(HealthDay News) — For patients with Duchenne muscular dystrophy (DMD), intravenous bisphosphonate therapy is associated with declines in bone turnover, according to a study published online November 28 in the Journal of Bone and Mineral Research.
Barbara M. Misof, PhD, from the Ludwig Boltzmann Institute of Osteologie in Vienna, and colleagues characterized the effects of glucocorticoid therapy and bisphosphonate treatment (used to stabilize vertebrae and reduce back pain in a cohort with vertebral fractures) on bone tissue and material properties in paired trans-iliac biopsy samples from nine boys with DMD, compared with reference values.

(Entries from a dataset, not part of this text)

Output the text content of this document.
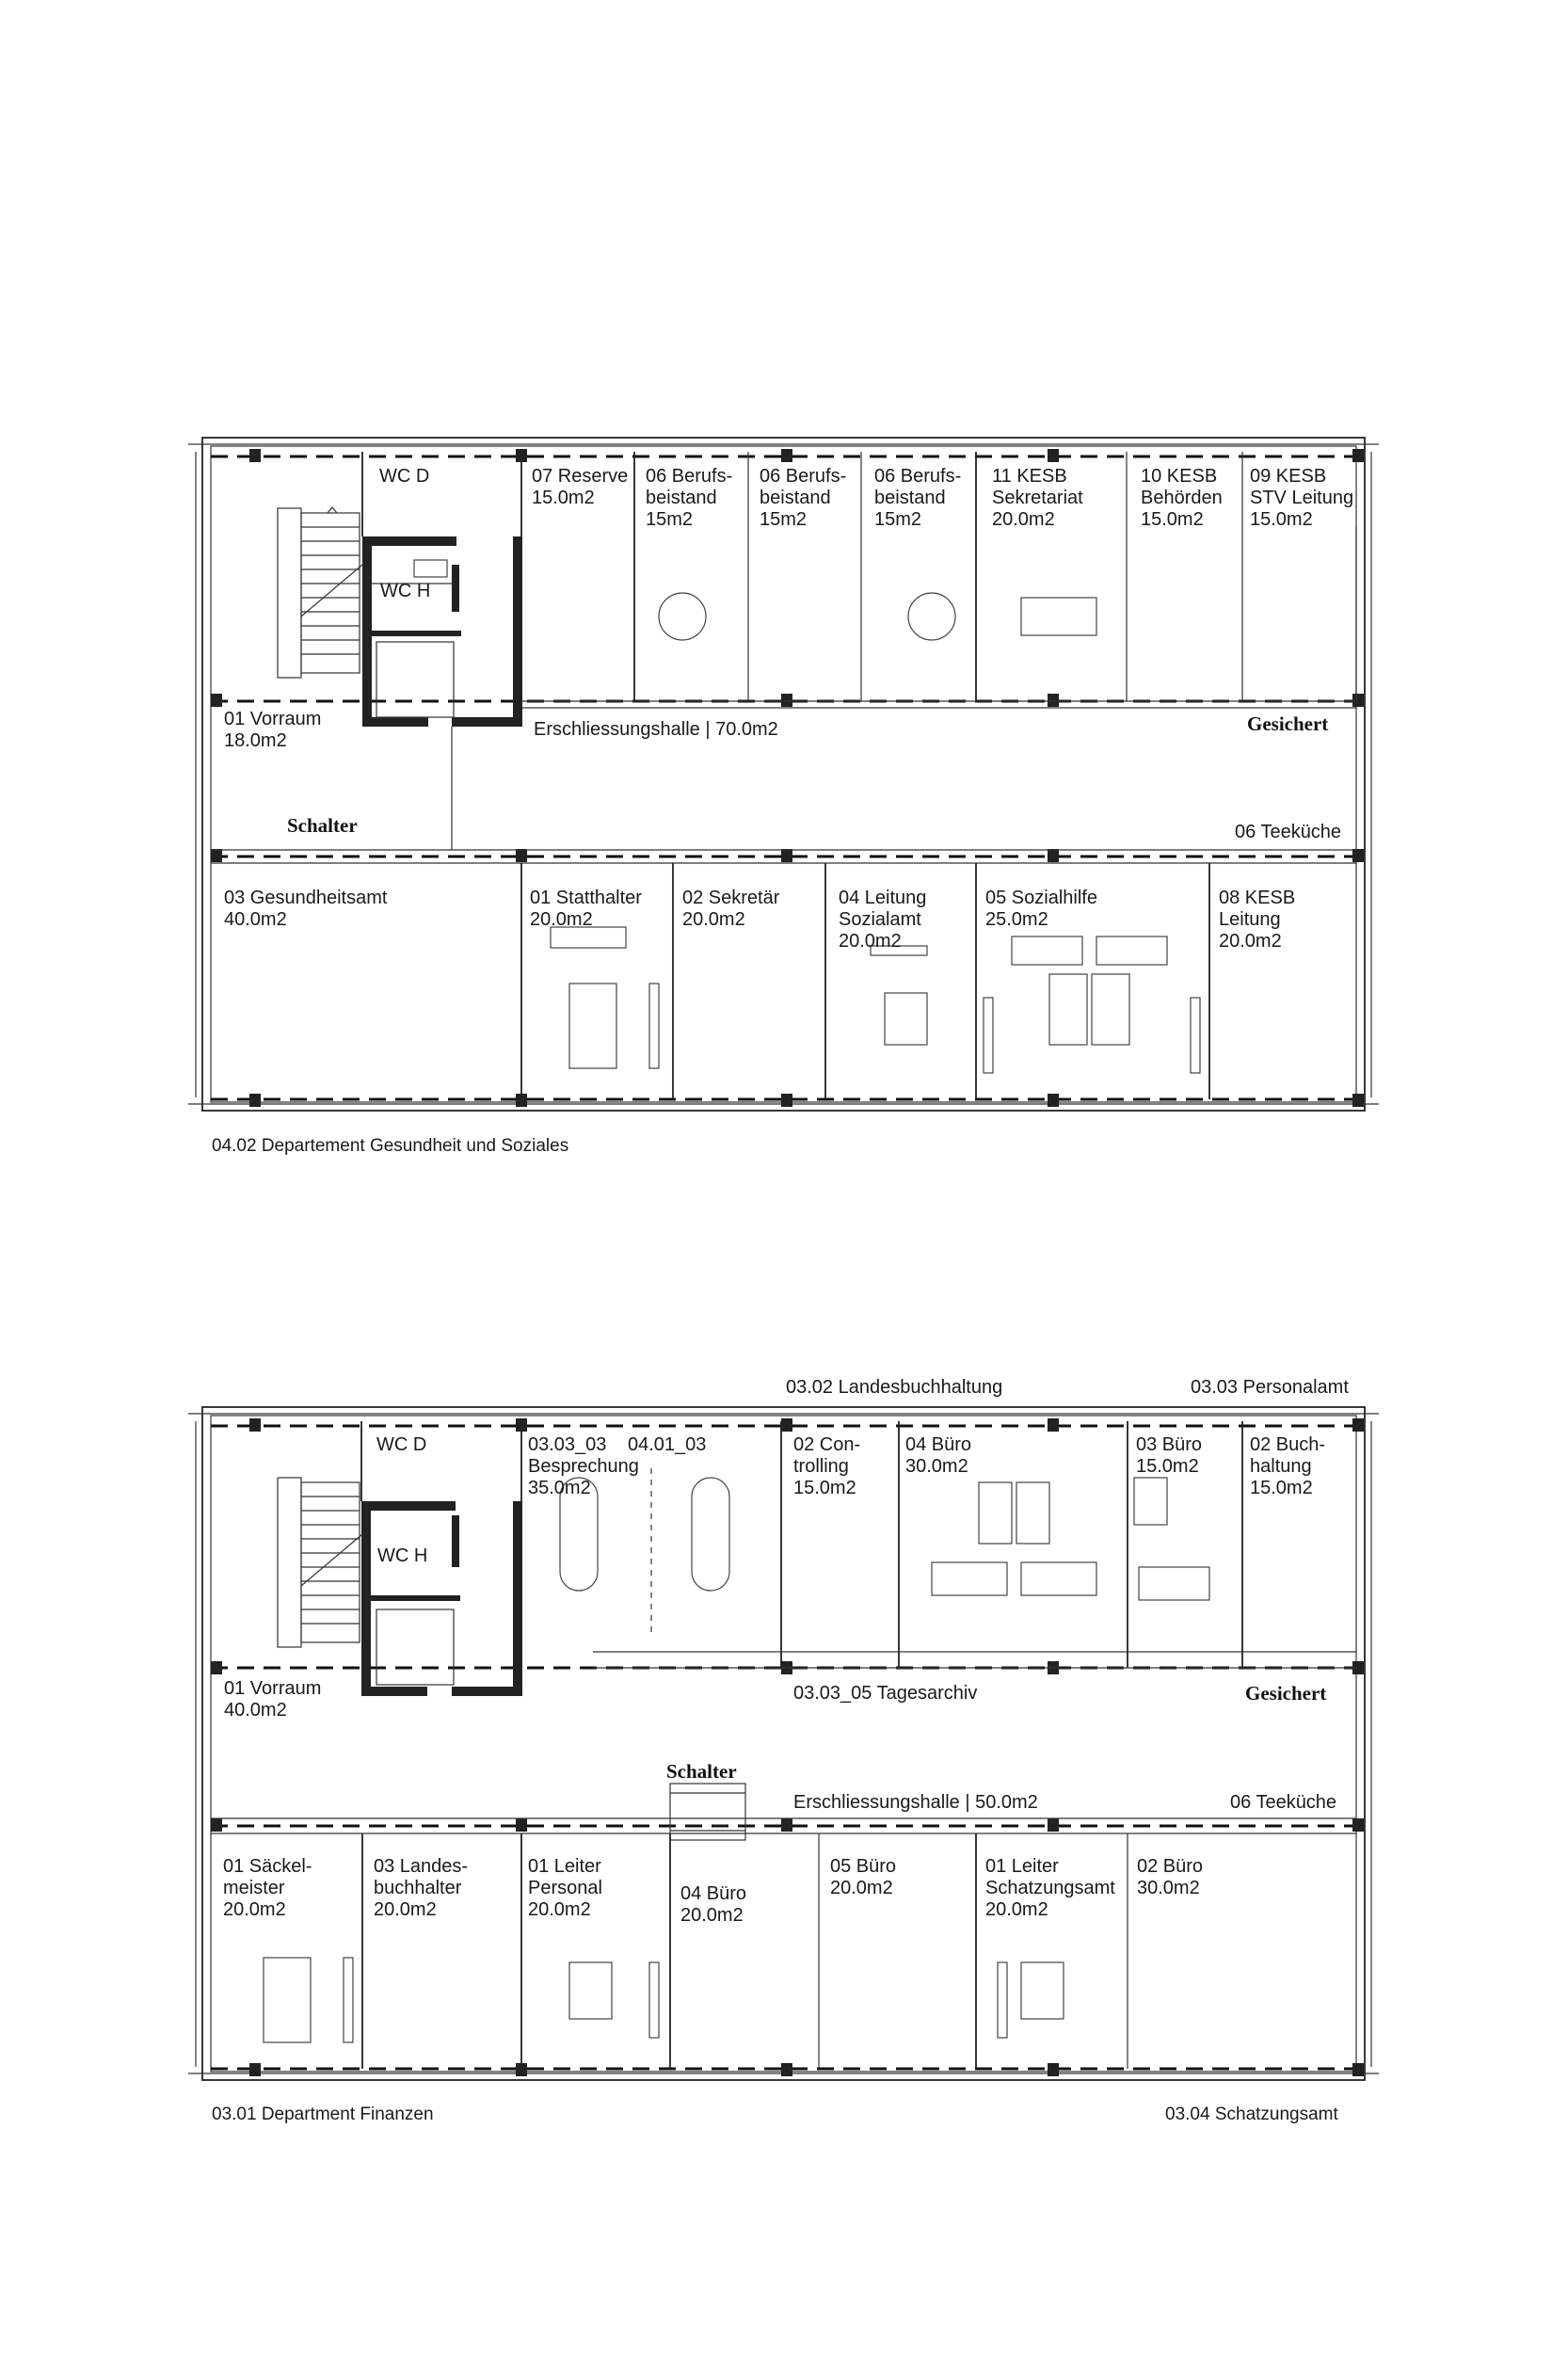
WC D
WC H
07 Reserve 15.0m2
06 Berufs-beistand 15m2
06 Berufs-beistand 15m2
06 Berufs-beistand 15m2
11 KESB Sekretariat 20.0m2
10 KESB Behörden 15.0m2
09 KESB STV Leitung 15.0m2
01 Vorraum 18.0m2
Erschliessungshalle | 70.0m2	Gesichert
Schalter	06 Teeküche
03 Gesundheitsamt 40.0m2
01 Statthalter 20.0m2
02 Sekretär 20.0m2
04 Leitung Sozialamt 20.0m2
05 Sozialhilfe 25.0m2
08 KESB Leitung 20.0m2
04.02 Departement Gesundheit und Soziales
03.02 Landesbuchhaltung	03.03 Personalamt
WC D
WC H
03.03_03 Besprechung 35.0m2
04.01_03	02 Con-trolling 15.0m2
04 Büro 30.0m2
03 Büro 15.0m2
02 Buch-haltung 15.0m2
01 Vorraum 40.0m2
03.03_05 Tagesarchiv	Gesichert
Schalter
Erschliessungshalle | 50.0m2	06 Teeküche
01 Säckel-meister 20.0m2
03 Landes-buchhalter 20.0m2
01 Leiter Personal 20.0m2
04 Büro 20.0m2
05 Büro 20.0m2
01 Leiter Schatzungsamt 20.0m2
02 Büro 30.0m2
03.01 Department Finanzen	03.04 Schatzungsamt
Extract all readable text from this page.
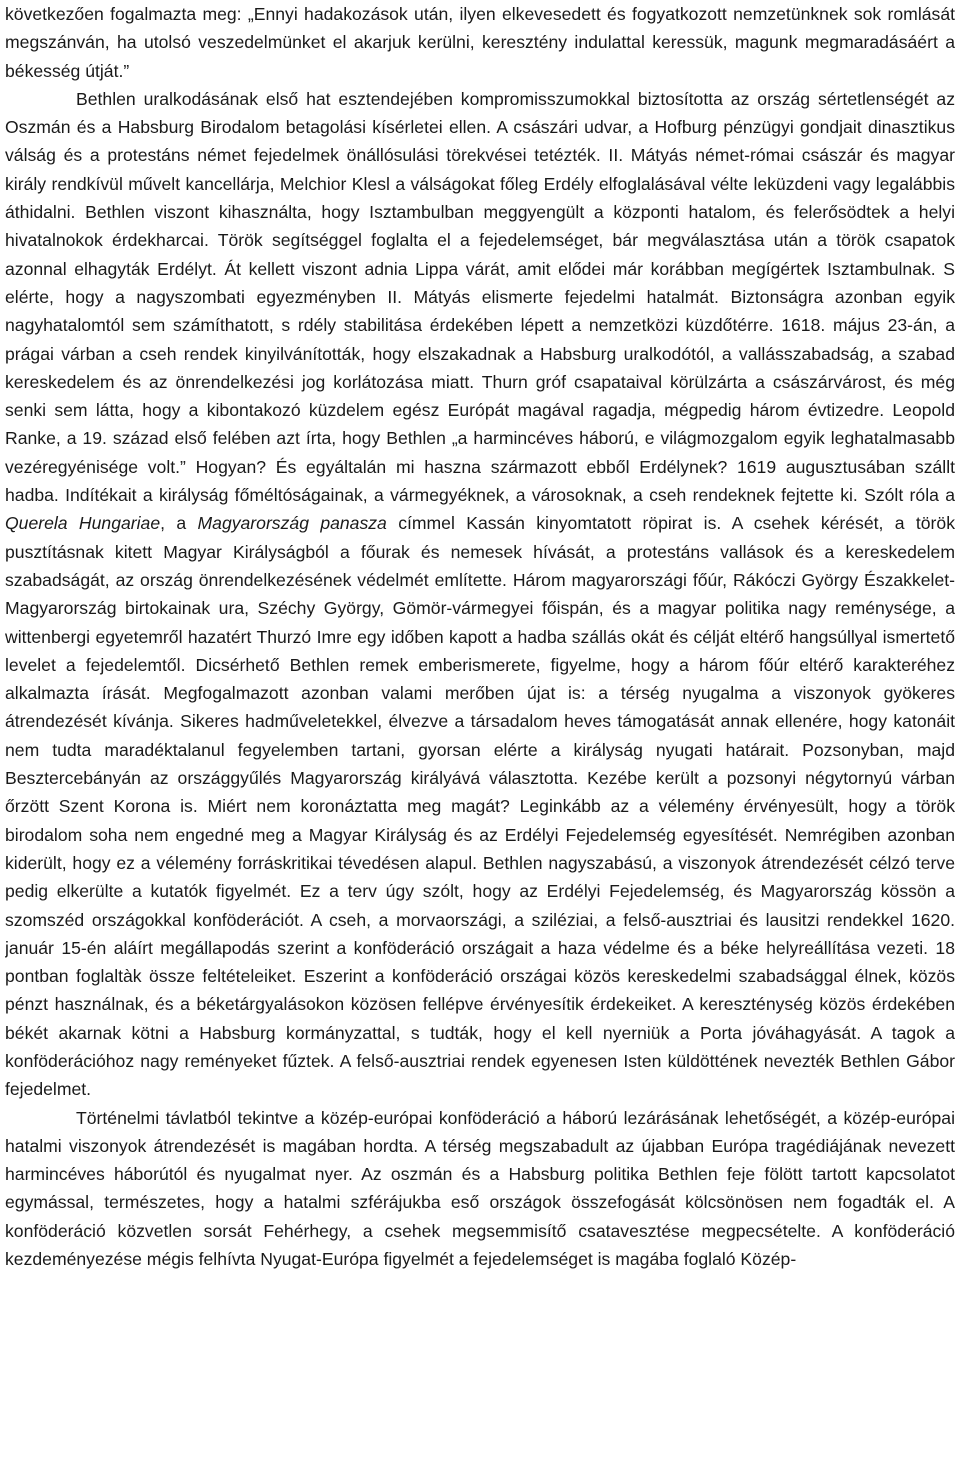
következően fogalmazta meg: „Ennyi hadakozások után, ilyen elkevesedett és fogyatkozott nemzetünknek sok romlását megszánván, ha utolsó veszedelmünket el akarjuk kerülni, keresztény indulattal keressük, magunk megmaradásáért a békesség útját.”

Bethlen uralkodásának első hat esztendejében kompromisszumokkal biztosította az ország sértetlenségét az Oszmán és a Habsburg Birodalom betagolási kísérletei ellen. A császári udvar, a Hofburg pénzügyi gondjait dinasztikus válság és a protestáns német fejedelmek önállósulási törekvései tetézték. II. Mátyás német-római császár és magyar király rendkívül művelt kancellárja, Melchior Klesl a válságokat főleg Erdély elfoglalásával vélte leküzdeni vagy legalábbis áthidalni. Bethlen viszont kihasználta, hogy Isztambulban meggyengült a központi hatalom, és felerősödtek a helyi hivatalnokok érdekharcai. Török segítséggel foglalta el a fejedelemséget, bár megválasztása után a török csapatok azonnal elhagyták Erdélyt. Át kellett viszont adnia Lippa várát, amit elődei már korábban megígértek Isztambulnak. S elérte, hogy a nagyszombati egyezményben II. Mátyás elismerte fejedelmi hatalmát. Biztonságra azonban egyik nagyhatalomtól sem számíthatott, s rdély stabilitása érdekében lépett a nemzetközi küzdőtérre. 1618. május 23-án, a prágai várban a cseh rendek kinyilvánították, hogy elszakadnak a Habsburg uralkodótól, a vallásszabadság, a szabad kereskedelem és az önrendelkezési jog korlátozása miatt. Thurn gróf csapataival körülzárta a császárvárost, és még senki sem látta, hogy a kibontakozó küzdelem egész Európát magával ragadja, mégpedig három évtizedre. Leopold Ranke, a 19. század első felében azt írta, hogy Bethlen „a harmincéves háború, e világmozgalom egyik leghatalmasabb vezéregyénisége volt.” Hogyan? És egyáltalán mi haszna származott ebből Erdélynek? 1619 augusztusában szállt hadba. Indítékait a királyság főméltóságainak, a vármegyéknek, a városoknak, a cseh rendeknek fejtette ki. Szólt róla a Querela Hungariae, a Magyarország panasza címmel Kassán kinyomtatott röpirat is. A csehek kérését, a török pusztításnak kitett Magyar Királyságból a főurak és nemesek hívását, a protestáns vallások és a kereskedelem szabadságát, az ország önrendelkezésének védelmét említette. Három magyarországi főúr, Rákóczi György Északkelet-Magyarország birtokainak ura, Széchy György, Gömör-vármegyei főispán, és a magyar politika nagy reménysége, a wittenbergi egyetemről hazatért Thurzó Imre egy időben kapott a hadba szállás okát és célját eltérő hangsúllyal ismertető levelet a fejedelemtől. Dicsérhető Bethlen remek emberismerete, figyelme, hogy a három főúr eltérő karakteréhez alkalmazta írását. Megfogalmazott azonban valami merőben újat is: a térség nyugalma a viszonyok gyökeres átrendezését kívánja. Sikeres hadműveletekkel, élvezve a társadalom heves támogatását annak ellenére, hogy katonáit nem tudta maradéktalanul fegyelemben tartani, gyorsan elérte a királyság nyugati határait. Pozsonyban, majd Besztercebányán az országgyűlés Magyarország királyává választotta. Kezébe került a pozsonyi négytornyú várban őrzött Szent Korona is. Miért nem koronáztatta meg magát? Leginkább az a vélemény érvényesült, hogy a török birodalom soha nem engedné meg a Magyar Királyság és az Erdélyi Fejedelemség egyesítését. Nemrégiben azonban kiderült, hogy ez a vélemény forráskritikai tévedésen alapul. Bethlen nagyszabású, a viszonyok átrendezését célzó terve pedig elkerülte a kutatók figyelmét. Ez a terv úgy szólt, hogy az Erdélyi Fejedelemség, és Magyarország kössön a szomszéd országokkal konföderációt. A cseh, a morvaországi, a sziléziai, a felső-ausztriai és lausitzi rendekkel 1620. január 15-én aláírt megállapodás szerint a konföderáció országait a haza védelme és a béke helyreállítása vezeti. 18 pontban foglaltàk össze feltételeiket. Eszerint a konföderáció országai közös kereskedelmi szabadsággal élnek, közös pénzt használnak, és a béketárgyalásokon közösen fellépve érvényesítik érdekeiket. A kereszténység közös érdekében békét akarnak kötni a Habsburg kormányzattal, s tudták, hogy el kell nyerniük a Porta jóváhagyását. A tagok a konföderációhoz nagy reményeket fűztek. A felső-ausztriai rendek egyenesen Isten küldöttének nevezték Bethlen Gábor fejedelmet.

Történelmi távlatból tekintve a közép-európai konföderáció a háború lezárásának lehetőségét, a közép-európai hatalmi viszonyok átrendezését is magában hordta. A térség megszabadult az újabban Európa tragédiájának nevezett harmincéves háborútól és nyugalmat nyer. Az oszmán és a Habsburg politika Bethlen feje fölött tartott kapcsolatot egymással, természetes, hogy a hatalmi szférájukba eső országok összefogását kölcsönösen nem fogadták el. A konföderáció közvetlen sorsát Fehérhegy, a csehek megsemmisítő csatavesztése megpecsételte. A konföderáció kezdeményezése mégis felhívta Nyugat-Európa figyelmét a fejedelemséget is magába foglaló Közép-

The researchers found that the boys had low cancellous bone volume (BV/TV) and cortical thickness before intravenous bisphosphonate, as well as mineralizing surface in the lower normal range. BV/TV and cortical thickness were unchanged on average after intravenous bisphosphonate. At the individual patient level, BV/TV Z-scores increased, remained unchanged, and decreased in two, four, and three patients, respectively. On average, there was a significant decrease in mineralizing surface; an increase was seen in cancellous compartments, while decreases versus baseline were seen in the heterogeneity of cancellous and cortical bone mineralization.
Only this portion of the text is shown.